Intersection Left-Turn Signal Phasing. The base condition for this CMF is permissive or permissive/protected left-turn signal phasing. The CMF is determined as:

$$CMF_{ltph} = e^{ - 0.1881 \times I_{pt} } .$$
(3)

The CMF values are presented in Table 3. During the permissive phase, drivers mostly concentrate on the opposite direction vehicles to find a gap and often miss seeing the pedestrian crossing the street. This results in an increased chance for pedestrian crash occurrence. The results show that protected signal phasing reduces crashes by 17%.

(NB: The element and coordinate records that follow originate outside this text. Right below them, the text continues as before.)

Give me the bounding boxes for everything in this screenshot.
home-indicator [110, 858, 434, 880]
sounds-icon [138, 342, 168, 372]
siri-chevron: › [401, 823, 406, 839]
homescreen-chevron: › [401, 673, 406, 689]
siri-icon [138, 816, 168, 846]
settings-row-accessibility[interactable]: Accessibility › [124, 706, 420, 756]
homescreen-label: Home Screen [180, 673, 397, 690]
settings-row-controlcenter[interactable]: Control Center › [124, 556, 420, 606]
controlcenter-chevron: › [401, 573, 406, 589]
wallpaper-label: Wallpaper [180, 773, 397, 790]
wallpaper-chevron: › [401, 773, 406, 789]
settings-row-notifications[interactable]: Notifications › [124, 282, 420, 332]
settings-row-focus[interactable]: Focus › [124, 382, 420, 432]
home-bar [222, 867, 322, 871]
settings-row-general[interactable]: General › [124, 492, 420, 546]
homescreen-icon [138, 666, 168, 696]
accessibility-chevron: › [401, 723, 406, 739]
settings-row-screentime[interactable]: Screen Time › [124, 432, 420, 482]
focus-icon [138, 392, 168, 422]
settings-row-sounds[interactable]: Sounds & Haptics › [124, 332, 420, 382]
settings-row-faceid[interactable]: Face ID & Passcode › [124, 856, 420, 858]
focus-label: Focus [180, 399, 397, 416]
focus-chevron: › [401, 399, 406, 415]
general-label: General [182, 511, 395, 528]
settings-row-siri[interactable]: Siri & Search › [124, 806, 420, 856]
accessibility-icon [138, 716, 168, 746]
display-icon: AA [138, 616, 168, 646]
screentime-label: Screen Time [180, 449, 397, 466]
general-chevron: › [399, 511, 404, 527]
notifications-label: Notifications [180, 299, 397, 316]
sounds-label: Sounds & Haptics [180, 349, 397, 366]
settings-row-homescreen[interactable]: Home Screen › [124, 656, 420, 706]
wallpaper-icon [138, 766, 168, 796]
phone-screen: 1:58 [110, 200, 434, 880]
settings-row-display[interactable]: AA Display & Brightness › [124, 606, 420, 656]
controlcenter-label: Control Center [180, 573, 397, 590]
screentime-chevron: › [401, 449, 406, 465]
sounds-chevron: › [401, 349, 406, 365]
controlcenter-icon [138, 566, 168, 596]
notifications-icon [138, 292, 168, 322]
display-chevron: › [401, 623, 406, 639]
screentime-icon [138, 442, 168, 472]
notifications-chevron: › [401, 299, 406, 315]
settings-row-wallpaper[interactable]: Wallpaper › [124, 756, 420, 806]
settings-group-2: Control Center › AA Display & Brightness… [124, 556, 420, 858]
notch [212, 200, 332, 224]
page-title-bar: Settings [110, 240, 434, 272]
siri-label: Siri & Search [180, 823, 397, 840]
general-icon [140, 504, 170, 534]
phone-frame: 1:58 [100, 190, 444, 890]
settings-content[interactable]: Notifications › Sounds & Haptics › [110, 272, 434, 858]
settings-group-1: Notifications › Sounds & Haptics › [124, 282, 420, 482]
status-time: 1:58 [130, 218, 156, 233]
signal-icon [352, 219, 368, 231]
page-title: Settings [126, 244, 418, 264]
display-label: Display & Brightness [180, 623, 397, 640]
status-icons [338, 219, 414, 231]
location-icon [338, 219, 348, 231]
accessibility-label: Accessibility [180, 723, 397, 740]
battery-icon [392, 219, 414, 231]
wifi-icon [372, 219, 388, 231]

Table 3 CMF for left-turn signal phasing

Number of Lanes. This variable represents the maximum number of traffic lanes crossed by a pedestrian (in any crossing maneuver) at the intersection. The base condition for this CMF is four lanes. This CMF is applicable for all signalized intersections. Table 4 presents the relationship between the number of lanes and pedestrian crash frequency.

Table 4 CMF for  number of lanes

Bus Stop Presence. The base condition for this CMF is the absence of bus stops within 300 ft from the center of the intersection. This CMF is applicable for all signalized intersections. Table 5 presents the relationship between the presence of bus stops and pedestrian crash frequency.

Table 5 CMF for bus stop presence

5 Conclusions

Pedestrians are more likely than passenger vehicle occupants to sustain fatal or severe injuries in a vehicle–pedestrian collision. Identifying the high-risk locations (or hot-spots) is an important step to reduce the pedestrian crashes. In the traditional hot-spot identification process, crashes that occurred on a highway network or a geographical area are routinely considered. Since pedestrian crashes are rare and random, the traditional approaches could potentially identify very few to no sites where pedestrian crashes might occur. Crash prediction models (also called SPFs) play a critical role in predicting the number of pedestrian crashes that occur at a site. This study developed the SPFs for signalized using the Texas intersection data. The variables that are found to be significant in influencing the pedestrian crashes at intersections are the following.

  • Sum of major and minor street AADT,

  • Intersection left-turn signal phasing,

  • Pedestrian crossing volume,

  • Presence of a bus stop within 300 feet from the center of the intersection, and

  • Maximum number of lanes crossed by the pedestrian.

The study results showed that the presence of a bus stop within the vicinity of an intersection increases pedestrian crashes by 48%. In addition, if the bus stop is present at an intersection with 10 lanes on a particular street, then the pedestrian crashes increase by 119% when compared to a four-lane street with no bus stops. Similarly, the results suggest that the agencies should try to avoid constructing bus stops if the signal left-turn operation is permissive. The results of this study will assist the planners in their safety activities and identifying hazardous signalized and stop-controlled intersections. It is recommended to conduct further research to explore the transferability of the SPFs in this study to other geographical and if an adjustment factor is needed.